Though I have no standing as a citizen in the US election — unless I merit some skin in the game via Trump’s ability to hijack Justin Trudeau’s agenda for my country by dropping bombs from whose rubble Trudeau has to dig himself out — I’ve been fired up about Warren for years; in awe of her passion filtered through reason; her fearlessness (does anyone else remember her characterization of Trump in 2016 as “a loud, nasty, thin-skinned fraud”?), her folksy yet razor-sharp talent for making wonkish policy understandable for the average voter; her embrace of a positive progressive narrative that resonated; and her integrity, pace the sour and infantile barbs from Sanders supporters calling her “a corporate lackey.” Seriously?
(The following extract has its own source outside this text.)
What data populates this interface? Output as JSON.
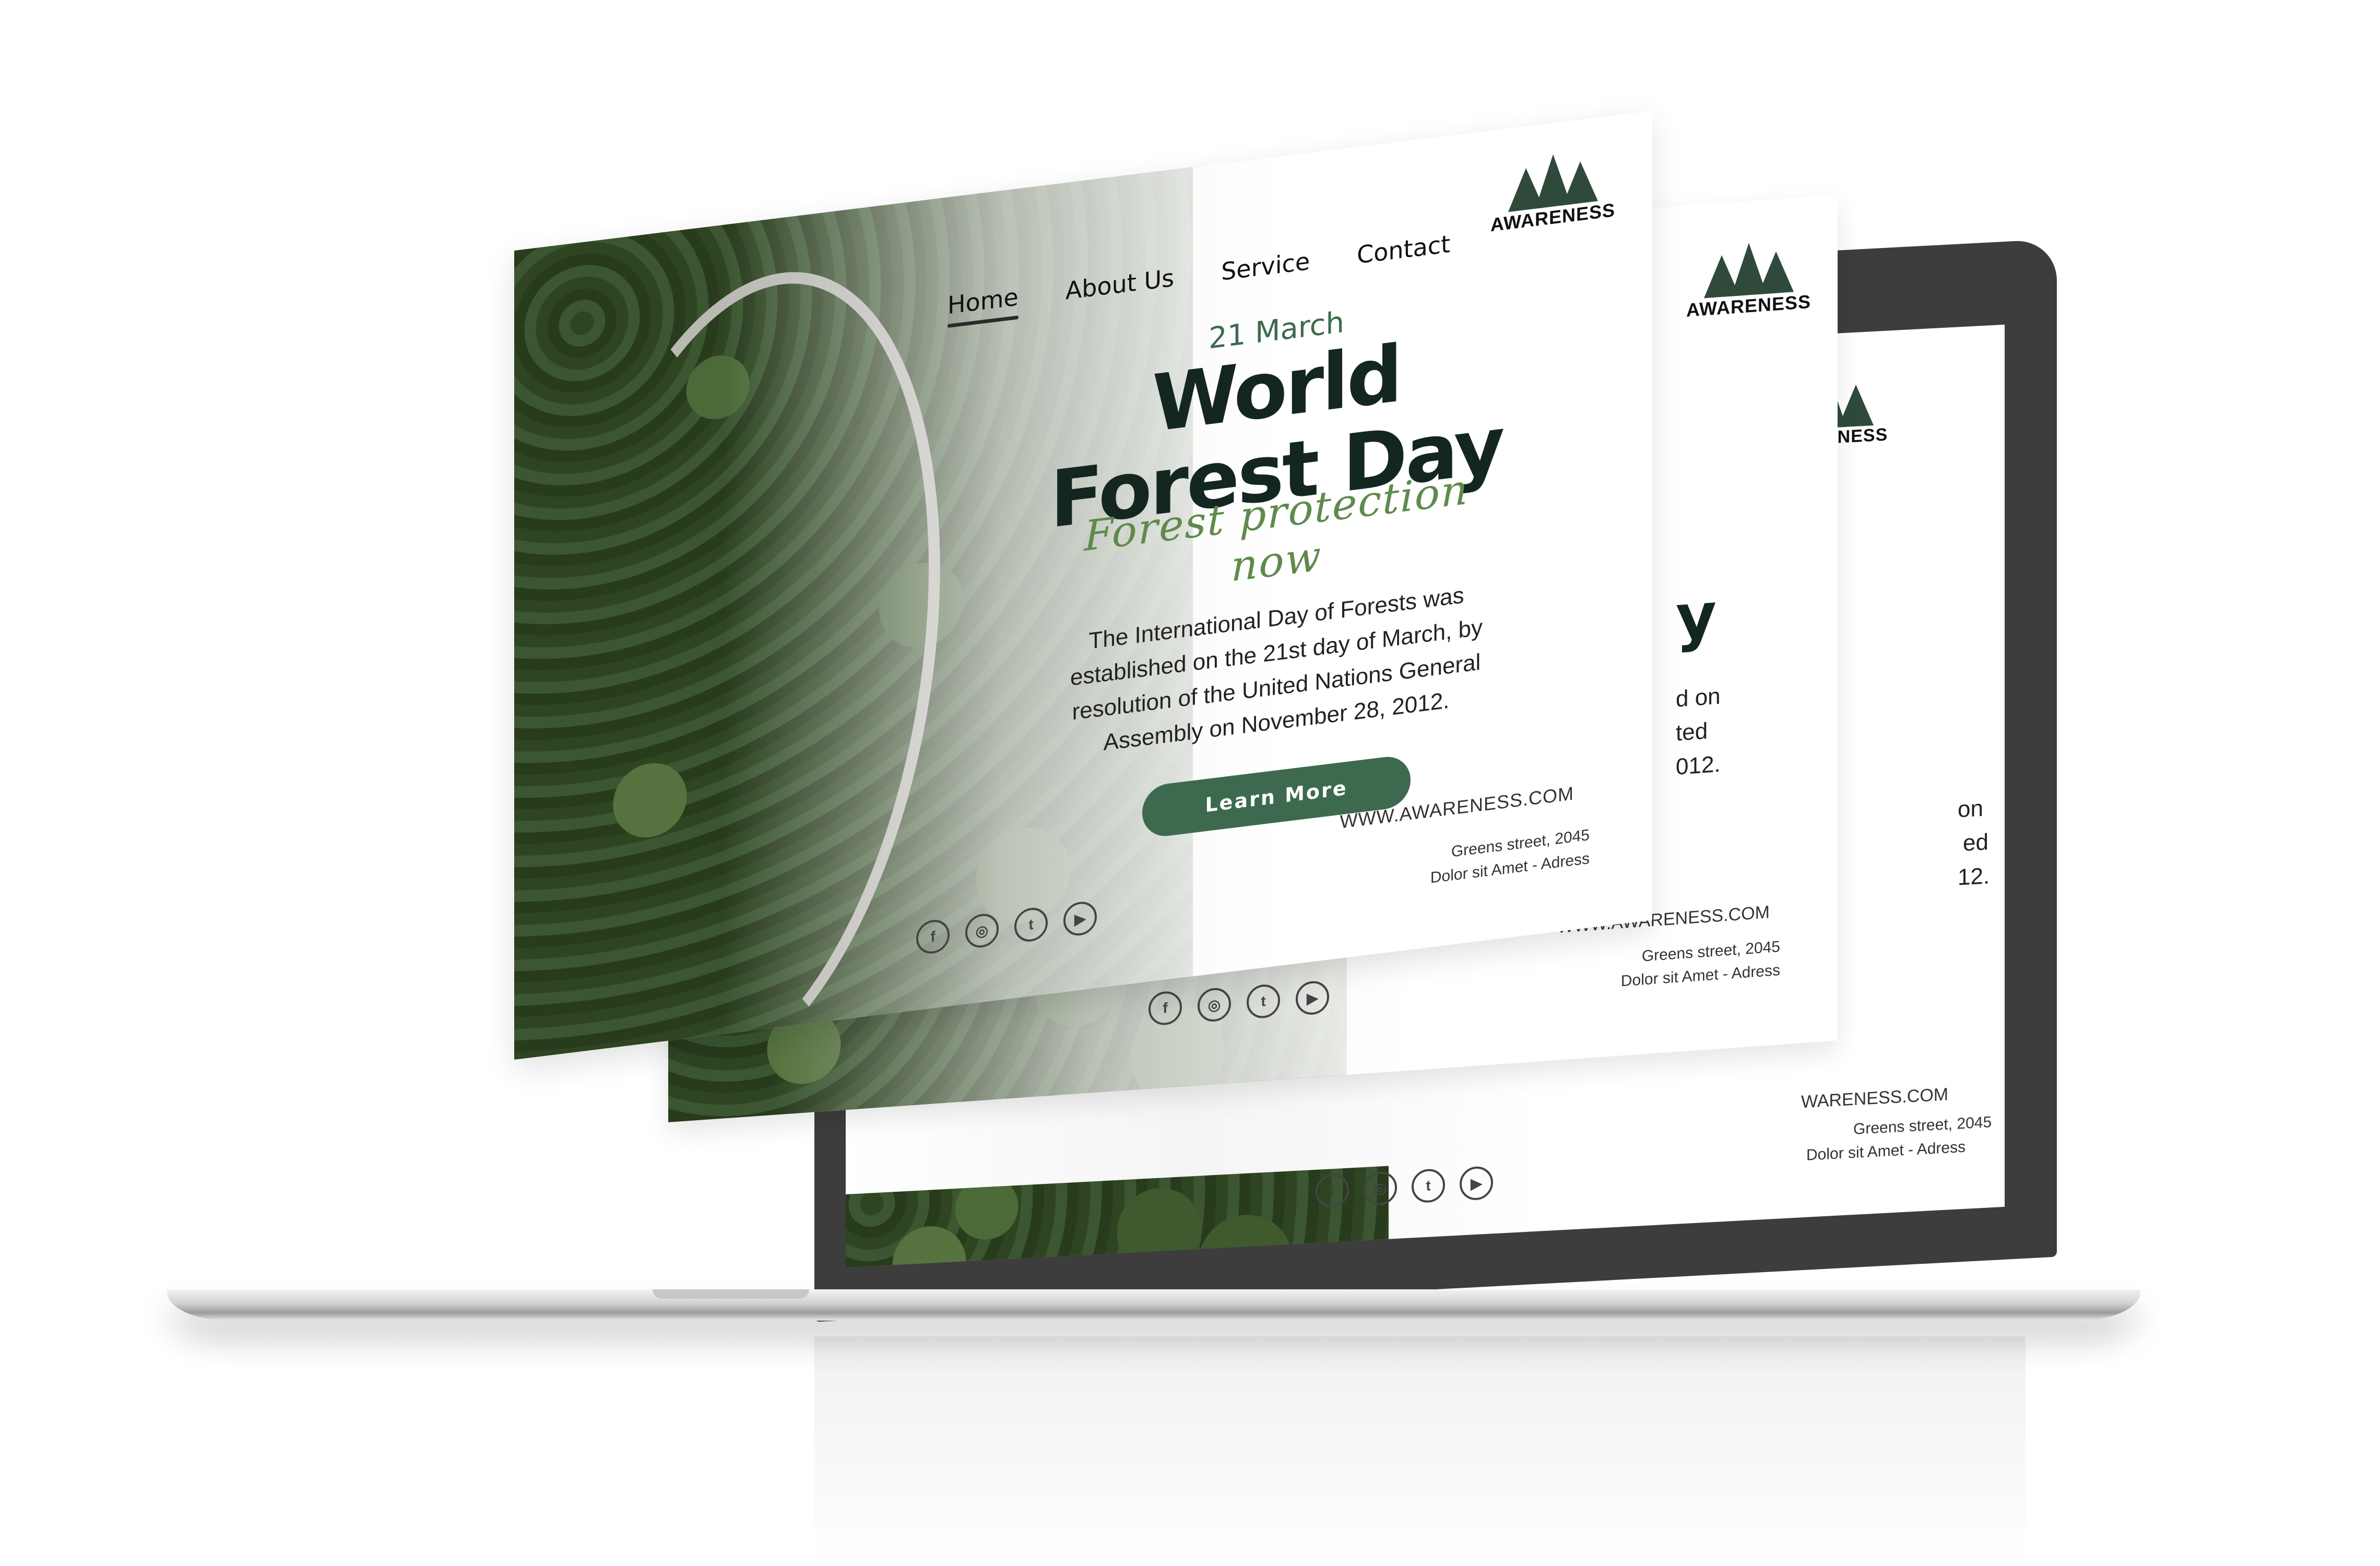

I’m dejected on her behalf because of her obvious merits and suitability for the role of POTUS and for the hard slog she has put in, for the fact that this is no doubt her first and only shot at the Presidential prize. I’m disgusted that in the space of four years, two women, Clinton and Warren, putting in twice the effort that men invest in their careers, have been trashed, sneered at and nullified by an establishment whose members they always equaled and usually surpassed in talent.
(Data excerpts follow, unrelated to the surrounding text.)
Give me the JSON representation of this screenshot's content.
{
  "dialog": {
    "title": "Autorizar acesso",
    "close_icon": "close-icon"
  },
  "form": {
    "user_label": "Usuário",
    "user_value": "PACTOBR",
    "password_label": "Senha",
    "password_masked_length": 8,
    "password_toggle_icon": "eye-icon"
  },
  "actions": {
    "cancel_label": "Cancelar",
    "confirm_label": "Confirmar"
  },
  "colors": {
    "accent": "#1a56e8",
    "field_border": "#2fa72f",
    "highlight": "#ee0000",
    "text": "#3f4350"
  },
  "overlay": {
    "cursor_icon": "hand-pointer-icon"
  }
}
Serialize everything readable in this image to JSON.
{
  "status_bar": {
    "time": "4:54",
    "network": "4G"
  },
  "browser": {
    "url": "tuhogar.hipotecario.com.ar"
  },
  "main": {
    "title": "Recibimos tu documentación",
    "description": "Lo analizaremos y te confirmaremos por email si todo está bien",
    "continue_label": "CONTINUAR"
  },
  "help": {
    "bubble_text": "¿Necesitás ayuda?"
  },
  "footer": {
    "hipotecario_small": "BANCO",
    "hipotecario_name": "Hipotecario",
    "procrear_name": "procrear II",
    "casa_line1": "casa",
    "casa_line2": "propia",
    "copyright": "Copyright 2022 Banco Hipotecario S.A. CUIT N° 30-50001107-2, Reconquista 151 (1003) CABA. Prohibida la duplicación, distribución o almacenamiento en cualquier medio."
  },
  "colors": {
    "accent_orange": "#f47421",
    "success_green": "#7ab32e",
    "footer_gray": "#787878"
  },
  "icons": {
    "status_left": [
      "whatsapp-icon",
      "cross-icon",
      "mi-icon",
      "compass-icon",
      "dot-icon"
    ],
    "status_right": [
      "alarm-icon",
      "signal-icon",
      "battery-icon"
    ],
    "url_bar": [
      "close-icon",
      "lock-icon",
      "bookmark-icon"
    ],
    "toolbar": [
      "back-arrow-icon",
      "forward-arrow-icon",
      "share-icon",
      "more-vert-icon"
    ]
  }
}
I’m disgusted at Sanders supporters who months ago called, with absolute lack of grace or even acknowledgment of her abilities, for Warren to exit the race and endorse Bernie, apparently unaware of the patronising misogyny of that assumption. I was flabbergasted by their belief that Warren “stole Bernie’s agenda,” as though by virtue of being a male he owns the social democracy playbook. But there you are: men are solid; women are treacherous, so the old story has it. (I knew that Sanders supporters skewed young, but I didn’t realize quite how many fontanels had failed to close.)
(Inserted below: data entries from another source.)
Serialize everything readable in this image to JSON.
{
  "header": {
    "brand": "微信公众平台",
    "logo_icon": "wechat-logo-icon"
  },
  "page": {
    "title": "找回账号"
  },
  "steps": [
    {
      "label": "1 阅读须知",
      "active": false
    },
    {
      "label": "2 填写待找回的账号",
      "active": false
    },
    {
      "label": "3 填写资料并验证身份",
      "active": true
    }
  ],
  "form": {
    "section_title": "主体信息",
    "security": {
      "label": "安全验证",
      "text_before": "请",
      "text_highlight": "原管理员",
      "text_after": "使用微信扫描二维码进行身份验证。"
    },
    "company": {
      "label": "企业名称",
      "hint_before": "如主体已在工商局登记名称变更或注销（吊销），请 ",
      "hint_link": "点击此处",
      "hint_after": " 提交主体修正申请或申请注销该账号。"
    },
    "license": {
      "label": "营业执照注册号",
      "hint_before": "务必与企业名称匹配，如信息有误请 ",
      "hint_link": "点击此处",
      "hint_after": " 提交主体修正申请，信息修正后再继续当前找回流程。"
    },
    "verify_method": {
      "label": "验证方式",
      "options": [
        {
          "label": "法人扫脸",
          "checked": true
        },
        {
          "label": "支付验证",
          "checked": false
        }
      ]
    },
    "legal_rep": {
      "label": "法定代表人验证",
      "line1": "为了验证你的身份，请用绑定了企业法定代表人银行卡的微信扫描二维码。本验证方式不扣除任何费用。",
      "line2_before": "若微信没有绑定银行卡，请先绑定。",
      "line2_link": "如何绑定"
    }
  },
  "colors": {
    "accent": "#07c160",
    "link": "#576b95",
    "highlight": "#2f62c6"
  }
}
Disgusted, flabbergasted, but not surprised. These must be the supporters who said of Clinton, “Shut the bitch up;” who bought into, either out of credulousness or cynicism, every conspiracy theory and magnified every sexist cliché or archetype (from “women’ shrill voices” to “can’t be trusted”) while ignoring her impressive achievements from a lifetime in law and in politics, her world-beating resumé and her most obvious qualification, her having been Secretary of State, a role to which Obama obviously appointed her to groom her for the world’s most important office.
These are the Sanders supporters who, in response to Warren’s devastating take-down of Bloomberg in Nevada, which was clearly the impetus for his pulling his campaign, replied, we’ll thank her when she goes. Is there any limit to their spite, their pouty, petulant hostage-taking or their emotional blackmail?
My only fear, and one born of cynicism, was that being a woman made Warren as unelectable as being a so-called “socialist” makes Bernie. Perhaps it’s an even handicap; and if Sanders wins the nomination? Well, this boomer knows that, unfortunately, there are times when nothing disappoints quite so much as getting exactly what you want, especially when it’s demanded with such unfailing mean spirit.